Development brings much-needed affordable housing to Guilford neighborhood
GUILFORD – Longtime residents driving on State Street north of the turnpike couldn't help but notice major changes in early April 2021 – a new neighborhood of energy-efficient houses, all priced to be affordable to would-be homeowners.
The 10-unit community has been under way on a 12-acre lot at 376 State St., a half-mile from the town center. By summer, the first pair of the new cottages – each to range from 1,300 to 1,700 square feet in size – was expected to be ready for occupancy.
The project is known as the Great Hill Cottage Community and is to include a solar photovoltaic array allowing the homes to produce as much energy as they consume, saving hundreds of dollars in annual utility expenses for the homeowners who inhabit them.
That effort has been intended to meet the U.S. Department of Energy’s “Net Zero Energy Ready” program standards. But it's just part of the developer's mission.
“Guilford is a community that on some level embraces diversity and is eager to promote diversity,” said Chris Widmer, president of Guilford-based Green Planet Company. The 501(c)3 nonprofit is dedicated to creating affordable and sustainably designed homeownership projects in the Town of Guilford and the surrounding New Haven county area.
To gain a broad outreach in locating tenants, Green Planet has worked with Neighborhood Housing Services of New Haven, another nonprofit agency that works to increase homeownership and rehabilitate houses for people who need technical or financial assistance.
More information about Green Planet Co. is available at greenplanetco.org, and information about Neighborhood Housing Services of New Haven may be found at nhsofnewhaven.org.
The design created for the Great Hill Cottage Community takes advantage of the area's scenic wooded setting, and imposes as light a footprint as possible, said Widmer, whose training as a licensed architect brought him into the affordable-housing market more than a quarter-century ago.

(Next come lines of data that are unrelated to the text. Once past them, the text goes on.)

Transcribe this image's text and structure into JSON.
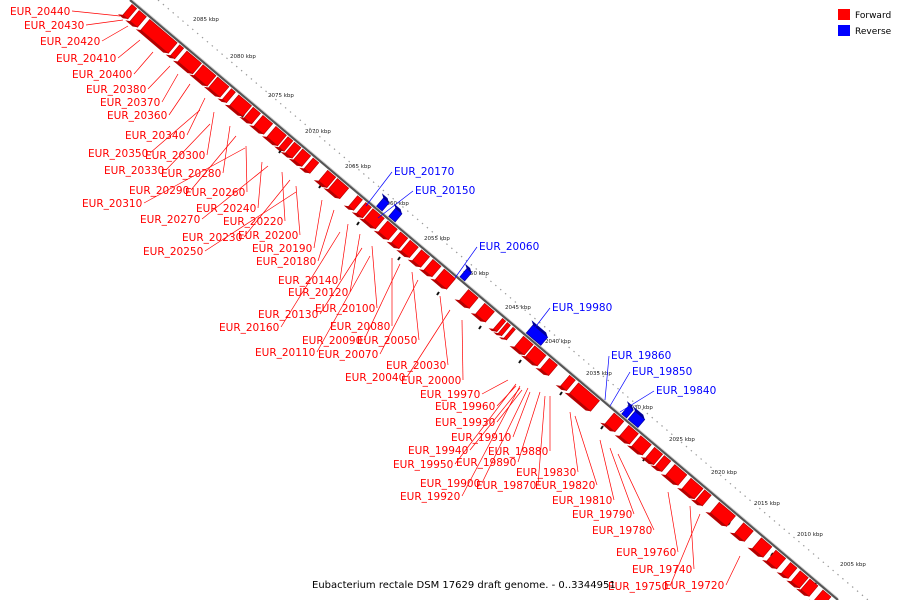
{
  "caption": "Eubacterium rectale DSM 17629 draft genome. - 0..3344951",
  "legend": [
    {
      "label": "Forward",
      "color": "#ff0000"
    },
    {
      "label": "Reverse",
      "color": "#0000ff"
    }
  ],
  "colors": {
    "forward": "#ff0000",
    "forward_dark": "#b40000",
    "reverse": "#0000ff",
    "reverse_dark": "#00009a",
    "backbone": "#777777"
  },
  "ticks": [
    "2085 kbp",
    "2080 kbp",
    "2075 kbp",
    "2070 kbp",
    "2065 kbp",
    "2060 kbp",
    "2055 kbp",
    "2050 kbp",
    "2045 kbp",
    "2040 kbp",
    "2035 kbp",
    "2030 kbp",
    "2025 kbp",
    "2020 kbp",
    "2015 kbp",
    "2010 kbp",
    "2005 kbp"
  ],
  "genes": [
    {
      "label": "EUR_20440",
      "strand": "forward"
    },
    {
      "label": "EUR_20430",
      "strand": "forward"
    },
    {
      "label": "EUR_20420",
      "strand": "forward"
    },
    {
      "label": "EUR_20410",
      "strand": "forward"
    },
    {
      "label": "EUR_20400",
      "strand": "forward"
    },
    {
      "label": "EUR_20380",
      "strand": "forward"
    },
    {
      "label": "EUR_20370",
      "strand": "forward"
    },
    {
      "label": "EUR_20360",
      "strand": "forward"
    },
    {
      "label": "EUR_20340",
      "strand": "forward"
    },
    {
      "label": "EUR_20350",
      "strand": "forward"
    },
    {
      "label": "EUR_20300",
      "strand": "forward"
    },
    {
      "label": "EUR_20330",
      "strand": "forward"
    },
    {
      "label": "EUR_20280",
      "strand": "forward"
    },
    {
      "label": "EUR_20290",
      "strand": "forward"
    },
    {
      "label": "EUR_20260",
      "strand": "forward"
    },
    {
      "label": "EUR_20310",
      "strand": "forward"
    },
    {
      "label": "EUR_20240",
      "strand": "forward"
    },
    {
      "label": "EUR_20270",
      "strand": "forward"
    },
    {
      "label": "EUR_20220",
      "strand": "forward"
    },
    {
      "label": "EUR_20230",
      "strand": "forward"
    },
    {
      "label": "EUR_20200",
      "strand": "forward"
    },
    {
      "label": "EUR_20250",
      "strand": "forward"
    },
    {
      "label": "EUR_20190",
      "strand": "forward"
    },
    {
      "label": "EUR_20180",
      "strand": "forward"
    },
    {
      "label": "EUR_20140",
      "strand": "forward"
    },
    {
      "label": "EUR_20120",
      "strand": "forward"
    },
    {
      "label": "EUR_20100",
      "strand": "forward"
    },
    {
      "label": "EUR_20130",
      "strand": "forward"
    },
    {
      "label": "EUR_20160",
      "strand": "forward"
    },
    {
      "label": "EUR_20080",
      "strand": "forward"
    },
    {
      "label": "EUR_20090",
      "strand": "forward"
    },
    {
      "label": "EUR_20050",
      "strand": "forward"
    },
    {
      "label": "EUR_20110",
      "strand": "forward"
    },
    {
      "label": "EUR_20070",
      "strand": "forward"
    },
    {
      "label": "EUR_20030",
      "strand": "forward"
    },
    {
      "label": "EUR_20040",
      "strand": "forward"
    },
    {
      "label": "EUR_20000",
      "strand": "forward"
    },
    {
      "label": "EUR_19970",
      "strand": "forward"
    },
    {
      "label": "EUR_19960",
      "strand": "forward"
    },
    {
      "label": "EUR_19930",
      "strand": "forward"
    },
    {
      "label": "EUR_19910",
      "strand": "forward"
    },
    {
      "label": "EUR_19940",
      "strand": "forward"
    },
    {
      "label": "EUR_19880",
      "strand": "forward"
    },
    {
      "label": "EUR_19950",
      "strand": "forward"
    },
    {
      "label": "EUR_19890",
      "strand": "forward"
    },
    {
      "label": "EUR_19830",
      "strand": "forward"
    },
    {
      "label": "EUR_19900",
      "strand": "forward"
    },
    {
      "label": "EUR_19870",
      "strand": "forward"
    },
    {
      "label": "EUR_19820",
      "strand": "forward"
    },
    {
      "label": "EUR_19920",
      "strand": "forward"
    },
    {
      "label": "EUR_19810",
      "strand": "forward"
    },
    {
      "label": "EUR_19790",
      "strand": "forward"
    },
    {
      "label": "EUR_19780",
      "strand": "forward"
    },
    {
      "label": "EUR_19760",
      "strand": "forward"
    },
    {
      "label": "EUR_19740",
      "strand": "forward"
    },
    {
      "label": "EUR_19750",
      "strand": "forward"
    },
    {
      "label": "EUR_19720",
      "strand": "forward"
    },
    {
      "label": "EUR_20170",
      "strand": "reverse"
    },
    {
      "label": "EUR_20150",
      "strand": "reverse"
    },
    {
      "label": "EUR_20060",
      "strand": "reverse"
    },
    {
      "label": "EUR_19980",
      "strand": "reverse"
    },
    {
      "label": "EUR_19860",
      "strand": "reverse"
    },
    {
      "label": "EUR_19850",
      "strand": "reverse"
    },
    {
      "label": "EUR_19840",
      "strand": "reverse"
    }
  ]
}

Features include lighting that's friendly to night-sky viewing, gravel drives and a timber-bridge stream crossing. A pond on the site is to be restored to provide a healthy habitat for birds and aquatic life, Widmer said. Plans also include a common garden and screened pavilion built from site-harvested timber.
The Guilford project was inspired a few years ago when Widmer and his associates went on an exploratory trip to Concord, Massachusetts.

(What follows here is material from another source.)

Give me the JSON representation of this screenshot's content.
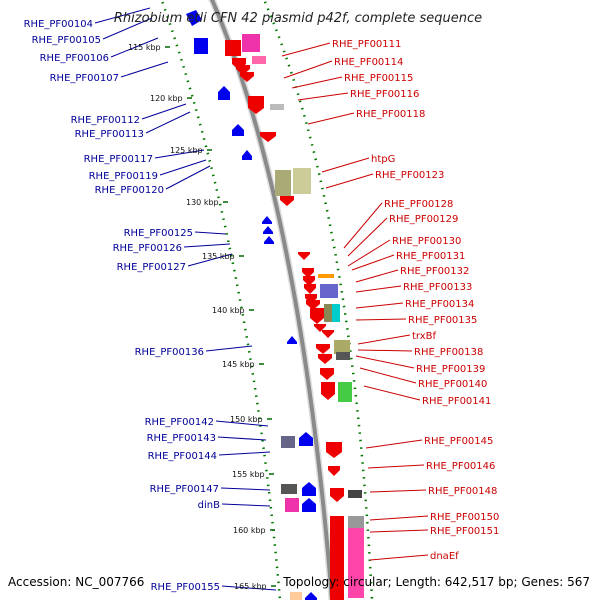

“We visited a project I fell in love with, based on the idea of smaller-footprint houses clustered closer together near the center of town, all with an ownership structure,” Widmer said. “The idea made sense for towns such as Guilford that need to address affordable-housing issues. It also made sense to us because, at the same time, we wanted to promote diversity.”
Widmer's other goals included the notion that Green Planet can and should continue to develop sustainable-energy “green” housing.
“I'm very interested in efficiency, sustainable energy and renewable energy, so we incorporated many passive home-design criteria into the design of the cottages – including making them airtight – while being flexible and realistic,” he said.
Yet another goal was to build the houses at a cost that would be at or slightly below the prevailing market.
“To do that, we prefabricated much of each hous off-site and used technologies and methods that are well tested, such as the use of recycled materials,” he said. “We believe this could be a model for similar projects in the future.”
Capital for Change began working with Green Planet in 2018, in time providing acquisition and predevelopment loans that permitted purchase of the Guilford site and an existing single-family home in disrepair, plus creation of the site plan.
Another loan from Capital for Change funded construction of the two new homeownership units of affordable housing, comprising the first phase of the eventual multi-phase project for construction of eight more homeownership units.
“Capital for Change has been instrumental in providing all of the funding for the project to date, which is sizable,” Widmer said. “They've been solidly behind the project and they're putting their money where their mouths are.”
“When Chris brought this to us, we were excited because it fitted exactly with the goals for certain funds we had just received,” said Carla Weil, director of commercial lending at Capital for Change.
Weil said the Connecticut Department of Housing had awarded the funds to Capital for Change to assist projects that would promote homeownership among residents who'd missed that experience.
“This has been a marriage made in heaven,” Weil said. “When we have a good partner like this, we really want to facilitate it and make their project a reality. Chris has been on target with all of the goals we're trying to achieve.”